İngiltere Başbakanı zor bir oyun deniyor: Şimdiye kadar ABD’nin Irak’taki en güvenilir müttefiki olarak kabul ediliyordu, şimdi tam da George Bush’un birlikleri arttırma kararı verdiği bir dönemde geri çekiliyor ve bununla sadakatsizlik suçlamasına maruz kalmayı göze alıyor. Bağdat ve çevresinden sorumlu Amerikalılar, şimdiye kadar pek başarılı olmasa da teröristler ve isyancılara karşı operasyonları yürütüyorlar. Basra ve çevresinden sorumlu İngilizler ise görece huzurlu bir ortamdalar. Sonuçta Londra’nın kararı güvenlik açısından bir şeyi değiştirmeyecek ama sembolik önemi büyük.

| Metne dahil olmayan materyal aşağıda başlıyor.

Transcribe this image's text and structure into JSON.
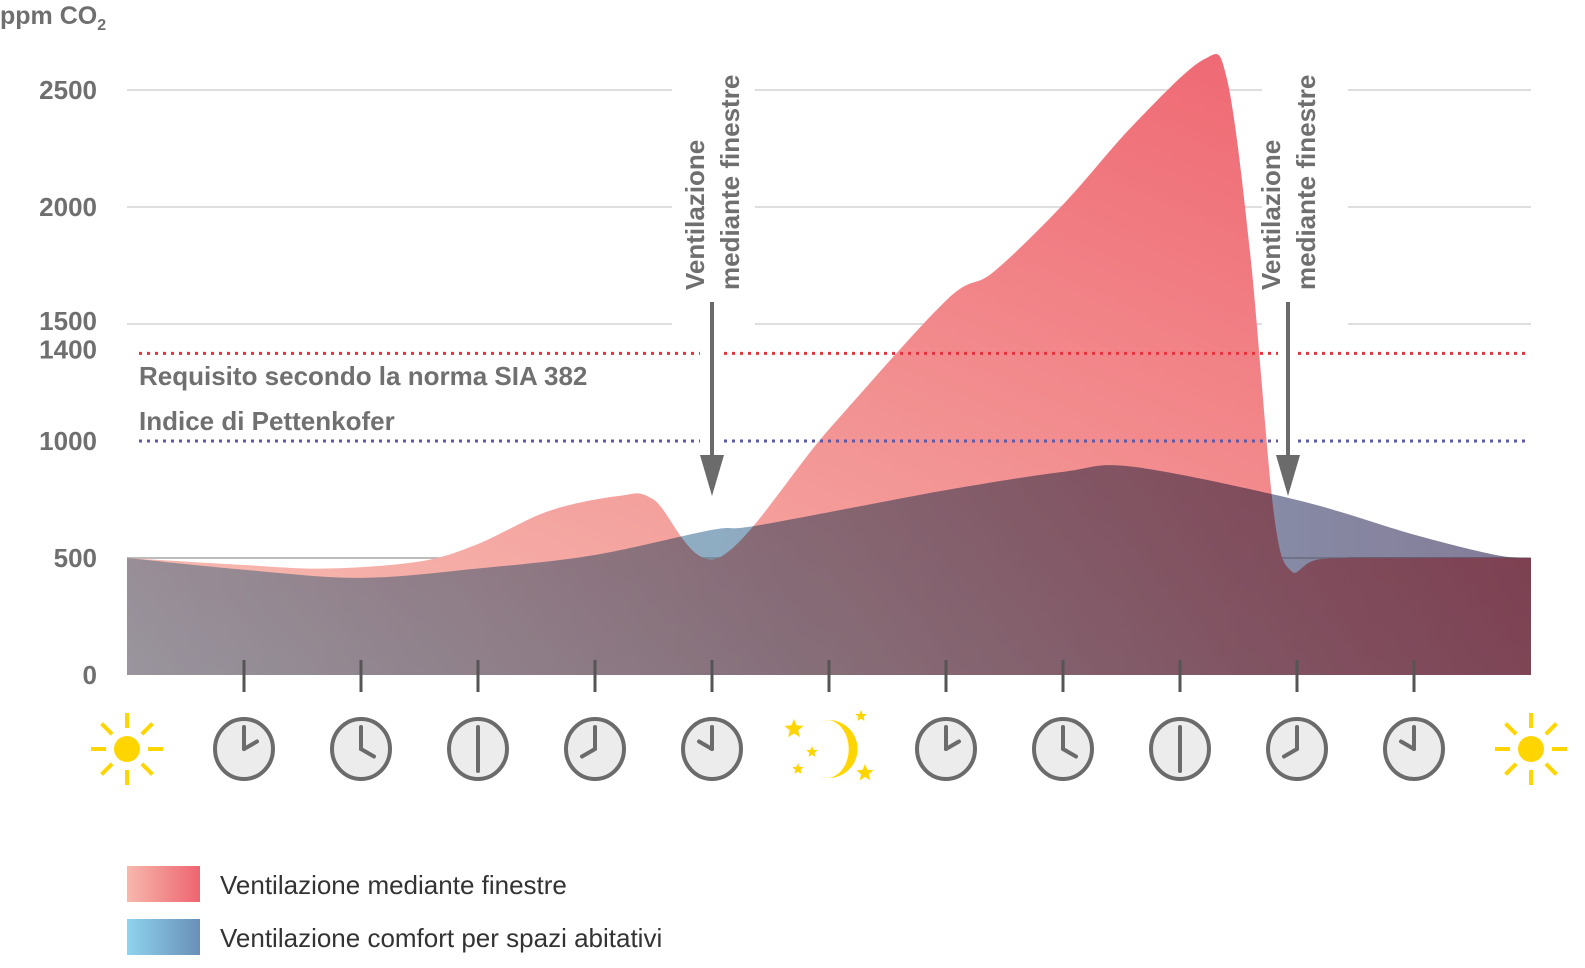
{
  "chart_data": {
    "type": "area",
    "ylabel": "ppm CO",
    "ylabel_subscript": "2",
    "ylim": [
      0,
      2700
    ],
    "xlim": [
      0,
      12
    ],
    "yticks": [
      0,
      500,
      1000,
      1400,
      1500,
      2000,
      2500
    ],
    "gridlines": [
      500,
      1500,
      2000,
      2500
    ],
    "grid": true,
    "reference_lines": [
      {
        "value": 1400,
        "label": "Requisito secondo la norma SIA 382",
        "color": "#e8323c"
      },
      {
        "value": 1000,
        "label": "Indice di Pettenkofer",
        "color": "#5a5aa8"
      }
    ],
    "annotations": [
      {
        "x": 5,
        "line1": "Ventilazione",
        "line2": "mediante finestre"
      },
      {
        "x": 9.92,
        "line1": "Ventilazione",
        "line2": "mediante finestre"
      }
    ],
    "x_icons": [
      {
        "type": "sun"
      },
      {
        "type": "clock",
        "hour": 2
      },
      {
        "type": "clock",
        "hour": 4
      },
      {
        "type": "clock",
        "hour": 6
      },
      {
        "type": "clock",
        "hour": 8
      },
      {
        "type": "clock",
        "hour": 10
      },
      {
        "type": "moon"
      },
      {
        "type": "clock",
        "hour": 2
      },
      {
        "type": "clock",
        "hour": 4
      },
      {
        "type": "clock",
        "hour": 6
      },
      {
        "type": "clock",
        "hour": 8
      },
      {
        "type": "clock",
        "hour": 10
      },
      {
        "type": "sun"
      }
    ],
    "series": [
      {
        "name": "Ventilazione mediante finestre",
        "color_start": "#f7b8ad",
        "color_end": "#ee6470",
        "points": [
          [
            0,
            500
          ],
          [
            1,
            470
          ],
          [
            1.7,
            455
          ],
          [
            2.5,
            485
          ],
          [
            3,
            560
          ],
          [
            3.6,
            700
          ],
          [
            4.2,
            765
          ],
          [
            4.5,
            750
          ],
          [
            5.05,
            500
          ],
          [
            6,
            1050
          ],
          [
            7,
            1600
          ],
          [
            7.4,
            1720
          ],
          [
            8,
            2010
          ],
          [
            8.6,
            2350
          ],
          [
            9.2,
            2630
          ],
          [
            9.4,
            2550
          ],
          [
            9.6,
            1800
          ],
          [
            9.8,
            700
          ],
          [
            9.95,
            445
          ],
          [
            10.2,
            495
          ],
          [
            11,
            500
          ],
          [
            12,
            500
          ]
        ]
      },
      {
        "name": "Ventilazione comfort per spazi abitativi",
        "color_start": "#8ed3ee",
        "color_end": "#6a8fb8",
        "points": [
          [
            0,
            500
          ],
          [
            1,
            450
          ],
          [
            2,
            415
          ],
          [
            3,
            455
          ],
          [
            4,
            513
          ],
          [
            5,
            620
          ],
          [
            5.4,
            640
          ],
          [
            7,
            790
          ],
          [
            8,
            868
          ],
          [
            8.6,
            890
          ],
          [
            10,
            748
          ],
          [
            11,
            600
          ],
          [
            11.7,
            513
          ],
          [
            12,
            500
          ]
        ]
      }
    ]
  }
}
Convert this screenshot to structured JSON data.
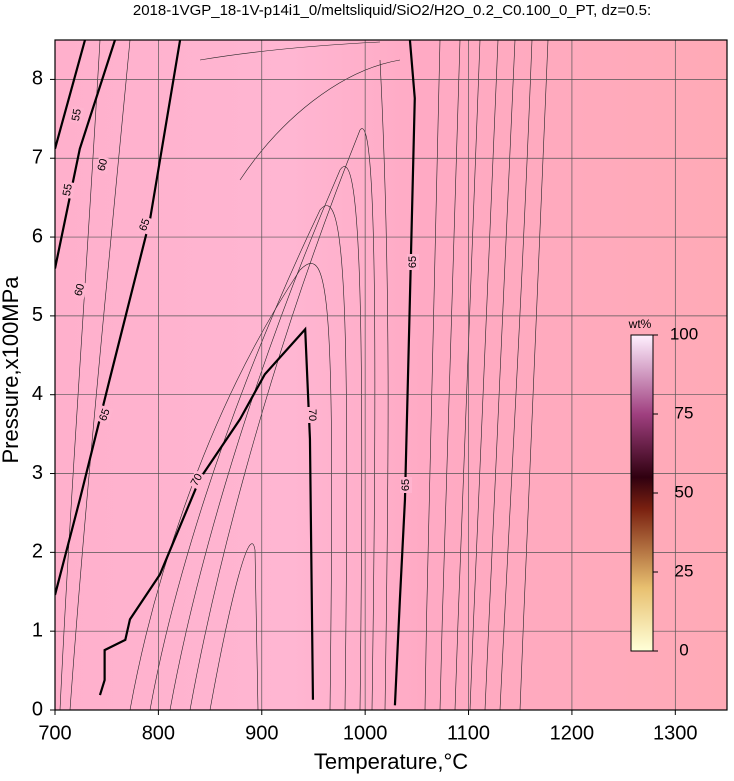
{
  "chart_data": {
    "type": "contour",
    "title": "2018-1VGP_18-1V-p14i1_0/meltsliquid/SiO2/H2O_0.2_C0.100_0_PT, dz=0.5:",
    "xlabel": "Temperature,°C",
    "ylabel": "Pressure,x100MPa",
    "xlim": [
      700,
      1350
    ],
    "ylim": [
      0,
      8.5
    ],
    "xticks": [
      700,
      800,
      900,
      1000,
      1100,
      1200,
      1300
    ],
    "yticks": [
      0,
      1,
      2,
      3,
      4,
      5,
      6,
      7,
      8
    ],
    "grid": true,
    "series": [
      {
        "level": 70,
        "color": "#000000",
        "x": [
          743.5,
          748,
          748,
          768,
          772.5,
          801.5,
          840,
          879,
          903,
          942,
          946.6,
          949.5
        ],
        "y": [
          0.19,
          0.38,
          0.76,
          0.89,
          1.15,
          1.72,
          2.93,
          3.69,
          4.26,
          4.83,
          3.44,
          0.13
        ]
      },
      {
        "level": 65,
        "color": "#000000",
        "x": [
          1028.8,
          1033.6,
          1038.5,
          1043.3,
          1048,
          1043.3
        ],
        "y": [
          0.06,
          1.4,
          2.67,
          5.22,
          7.76,
          8.5
        ]
      },
      {
        "level": 65,
        "color": "#000000",
        "x": [
          700,
          724,
          753,
          792,
          821
        ],
        "y": [
          1.46,
          2.67,
          4.2,
          6.23,
          8.5
        ]
      },
      {
        "level": 60,
        "color": "#000000",
        "x": [
          700,
          724,
          758
        ],
        "y": [
          5.6,
          7.12,
          8.5
        ]
      },
      {
        "level": 55,
        "color": "#000000",
        "x": [
          700,
          729
        ],
        "y": [
          7.12,
          8.5
        ]
      }
    ],
    "colorbar": {
      "label": "wt%",
      "lim": [
        0,
        100
      ],
      "ticks": [
        0,
        25,
        50,
        75,
        100
      ]
    }
  }
}
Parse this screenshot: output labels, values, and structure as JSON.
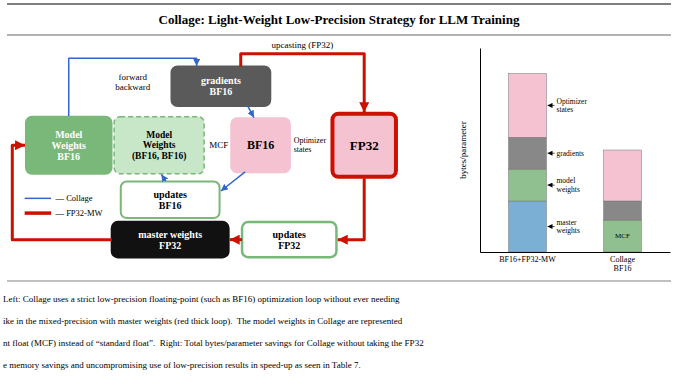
{
  "chart_data": {
    "type": "bar",
    "stacked": true,
    "title": "Collage: Light-Weight Low-Precision Strategy for LLM Training",
    "categories": [
      "BF16+FP32-MW",
      "Collage\nBF16"
    ],
    "series": [
      {
        "name": "master\nweights",
        "color": "#7bafd4",
        "values": [
          4,
          null
        ]
      },
      {
        "name": "model\nweights",
        "color": "#90c090",
        "values": [
          2.5,
          2.5
        ]
      },
      {
        "name": "gradients",
        "color": "#888888",
        "values": [
          2.5,
          1.5
        ]
      },
      {
        "name": "Optimizer\nstates",
        "color": "#f4c2d0",
        "values": [
          5,
          4
        ]
      }
    ],
    "ylabel": "bytes/parameter",
    "ylim": [
      0,
      16
    ],
    "yticks": [],
    "tick_labels": "x",
    "grid": false,
    "annotations": [
      {
        "text": "MCF",
        "series": 1,
        "category": 1
      },
      {
        "text": "Model\nWeights\nBF16"
      },
      {
        "text": "Model\nWeights\n(BF16, BF16)"
      },
      {
        "text": "MCF"
      },
      {
        "text": "gradients\nBF16"
      },
      {
        "text": "BF16"
      },
      {
        "text": "Optimizer\nstates"
      },
      {
        "text": "FP32"
      },
      {
        "text": "updates\nBF16"
      },
      {
        "text": "master weights\nFP32"
      },
      {
        "text": "updates\nFP32"
      },
      {
        "text": "forward\nbackward"
      },
      {
        "text": "upcasting (FP32)"
      },
      {
        "text": "— Collage"
      },
      {
        "text": "— FP32-MW"
      },
      {
        "text": "Left: Collage uses a strict low-precision floating-point (such as BF16) optimization loop without ever needing"
      },
      {
        "text": "ike in the mixed-precision with master weights (red thick loop).  The model weights in Collage are represented"
      },
      {
        "text": "nt float (MCF) instead of “standard float”.  Right: Total bytes/parameter savings for Collage without taking the FP32"
      },
      {
        "text": "e memory savings and uncompromising use of low-precision results in speed-up as seen in Table 7."
      }
    ]
  }
}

Blair, sadakatsizlik suçlamasından ancak, görevi yerine getirdiği gerekçesi ile kurtulabilir. Böylece Amerikalılardan gelecek eleştirileri önlemeyi ve iç politikada puan kazanmayı umabilir. Ama Washington da Irak’taki durumdan haberdar ve birden bire İngiltere’nin angajmanını bir başarı öyküsü olarak değerlendirmesi için neden yok. Blair için söylenecek tek olumlu şey, politik yaşamına son vermeden önce, İngilizlerin uzun zamandır hata olarak gördüğü ve eleştirdiği Washington bağımlığını, kısmen düzeltmesidir.

İngiltere’nin geri çekileceğini açıklaması Irak’taki durum açısından bir şeyi değiştirmeyecek. Tabii ki güneydeki Şiiler işgalcilere karşı bir operasyon başlatmaya kalkmazlarsa. Eğer bu noktaya gelinirse, geri kalan İngiliz birliklerinin bunu önlemeye gücü yetmeyecektir. O zaman Bağdat ve çevresinde yeteri kadar sorunları olan Amerikalılar bir de güney Irak’la ilgilenmek zorunda kalacak. İşte o zaman Blair’in Bush’un müttefikleri arasındaki konumu tamamen değişecektir.

Öte yandan bu noktaya gelinmesi pek olası gözükmüyor, çünkü Iraklı Şiilerin işgalci güçlerle kavgaya ve zaten kendilerine ait olan bir şeyi şiddete başvurarak elde etmeye ihtiyaçları yok. Irak’ta iktidara zaten sahipler. Tek tehlike, Washington’ın İran’la anlaşmazlığı tırmandırması ve Tahran’ın Amerikalıların durumunu zorlaştırmak için Irak’taki müttefiklerini harekete geçirmesi. Böyle bir durumda en kolayı, isyanı, işgalcilerin zaten zayıf olduğu noktada güney Irak’ta başlatmak olacaktır.